Upon the command Control from block 19, the supply of material with the help of distributor 3 is switched to an additional conveyor 20. At the same time, the same signal from the reference signal setter I3 is supplied to both inputs of the control signal generator 7. The equality of the input signals at the inputs of the I7 generator does not change its control output signal, which ensures the preservation of the steady state operation of the feeder 1 for the entire monitoring period. On command Control from block 19, node 6 loads the load normalizing transducer 5, the output of which, after the material remains from the load-receiving conveyor 4, is set proportional to the sum of the load mass and the deviation of the tare weight of the load-receiving conveyor 4. The signal entering the memory block 15 changes It retains its previously set value and, after removing the control command, is remembered. Removing the Control command from block 19 leads to switching the material supply to the load-receiving conveyor 4, switching the material supply to the load-receiving conveyor 4, switching the switch 14 to self-locking, memory block 15 to storing and removing the IO weight from the lever 7.

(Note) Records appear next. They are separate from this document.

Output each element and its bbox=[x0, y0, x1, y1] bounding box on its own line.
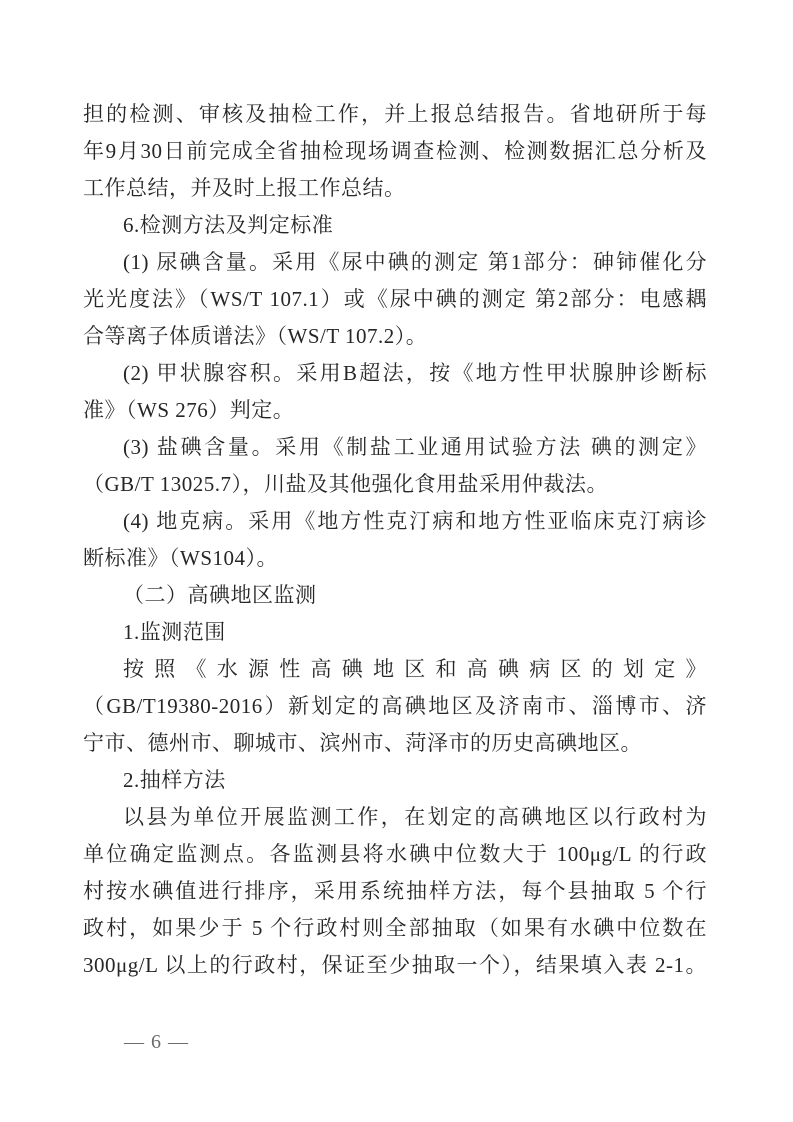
document-body: 担的检测、审核及抽检工作，并上报总结报告。省地研所于每 年9月30日前完成全省抽… bbox=[83, 96, 707, 984]
text-line: 村按水碘值进行排序，采用系统抽样方法，每个县抽取 5 个行 bbox=[83, 873, 707, 910]
text-line: 政村，如果少于 5 个行政村则全部抽取（如果有水碘中位数在 bbox=[83, 910, 707, 947]
text-line: (2) 甲状腺容积。采用B超法，按《地方性甲状腺肿诊断标 bbox=[83, 355, 707, 392]
text-line: 断标准》（WS104）。 bbox=[83, 540, 707, 577]
section-heading: （二）高碘地区监测 bbox=[83, 577, 707, 614]
text-line: 单位确定监测点。各监测县将水碘中位数大于 100μg/L 的行政 bbox=[83, 836, 707, 873]
text-line: 工作总结，并及时上报工作总结。 bbox=[83, 170, 707, 207]
text-line: 年9月30日前完成全省抽检现场调查检测、检测数据汇总分析及 bbox=[83, 133, 707, 170]
text-line: 准》（WS 276）判定。 bbox=[83, 392, 707, 429]
text-line: 按照《水源性高碘地区和高碘病区的划定》 bbox=[83, 651, 707, 688]
text-line: （GB/T19380-2016）新划定的高碘地区及济南市、淄博市、济 bbox=[83, 688, 707, 725]
text-line: (4) 地克病。采用《地方性克汀病和地方性亚临床克汀病诊 bbox=[83, 503, 707, 540]
text-line: 宁市、德州市、聊城市、滨州市、菏泽市的历史高碘地区。 bbox=[83, 725, 707, 762]
section-heading: 1.监测范围 bbox=[83, 614, 707, 651]
section-heading: 6.检测方法及判定标准 bbox=[83, 207, 707, 244]
text-line: (3) 盐碘含量。采用《制盐工业通用试验方法 碘的测定》 bbox=[83, 429, 707, 466]
text-line: 合等离子体质谱法》（WS/T 107.2）。 bbox=[83, 318, 707, 355]
text-line: (1) 尿碘含量。采用《尿中碘的测定 第1部分：砷铈催化分 bbox=[83, 244, 707, 281]
text-line: 光光度法》（WS/T 107.1）或《尿中碘的测定 第2部分：电感耦 bbox=[83, 281, 707, 318]
text-line: （GB/T 13025.7），川盐及其他强化食用盐采用仲裁法。 bbox=[83, 466, 707, 503]
section-heading: 2.抽样方法 bbox=[83, 762, 707, 799]
document-page: 担的检测、审核及抽检工作，并上报总结报告。省地研所于每 年9月30日前完成全省抽… bbox=[0, 0, 793, 1122]
text-line: 以县为单位开展监测工作，在划定的高碘地区以行政村为 bbox=[83, 799, 707, 836]
text-line: 担的检测、审核及抽检工作，并上报总结报告。省地研所于每 bbox=[83, 96, 707, 133]
page-number: — 6 — bbox=[124, 1030, 189, 1054]
text-line: 300μg/L 以上的行政村，保证至少抽取一个），结果填入表 2-1。 bbox=[83, 947, 707, 984]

The connection of the force-measuring generator 5 by the switch 12 and the output of the block 15 by the switch 16 to the inputs of the I7 shaper will occur after the time delay specified in the block 18 of the command delay 18. By this time, the material will fill the load-receiving conveyor 4 and the signal at the output of the load-measuring converter 5 will be set at a level equal to or with small deviations from the previously set value to the control. When the signals of the force-measuring converter 5 and the memory block 15 mismatch, the driver 17 changes the control signal at the output, i.e. a variation in the performance of the feeder compensates for this mismatch.

Claims (2)

Thus, the instability of the metrological characteristics of the measuring device of the dozer (load-receiving conveyor 4 and force-measuring transducer 5 can be compensated for by changing the mode of operation of the dispenser. Using the proposed device allows for continuous charging of the dispenser; modes and other conditions, drive the nyix to the drift of the load (care zero) and the change in the slope (range of the measured loads) About the device, to ensure the necessary dosing accuracy, without disrupting the feeding process. The proposed device eliminates the need for the presence of people servicing the dispenser at its installation site, which is especially important when dispensing harmful and toxic materials. taken through a material distributor with an additional conveyor and a cargo receiving conveyor, the force-measuring transducer of which is connected to the first input of the switchboard The second input of which is connected to the sensor of the reference signal, and the output to the first input of the control signal generator, the output of which is connected to the drive of the feeder, and the control unit connected to the drive of the material distributor, characterized in that the aim is to improve the dosing accuracy during long-term operation, a loading unit with a normalizing load with a drive is introduced into it, the first and second additional switches, a memory unit and a command delay unit, the load-carrying converter connected to one input of the first About the additional switch, the output of which is connected through the memory unit to its other input and to one input of the second additional switch, the other input of which is connected to the reference signal generator, and the output to the second input of the control signal generator, while the control unit is connected to the drive of the loading unit normalization of the load and with the control input of the first additional switch, and the control inputs of the switch and the second additional switch are connected to the control unit through the delay unit s. Sources of information taken into account in the examination 1. US patent number 3850023, cl. 73-1, publ. 1974. 2. USSR author's certificate number 712682, cl. G 01 G P / 14, 1978 (prototype).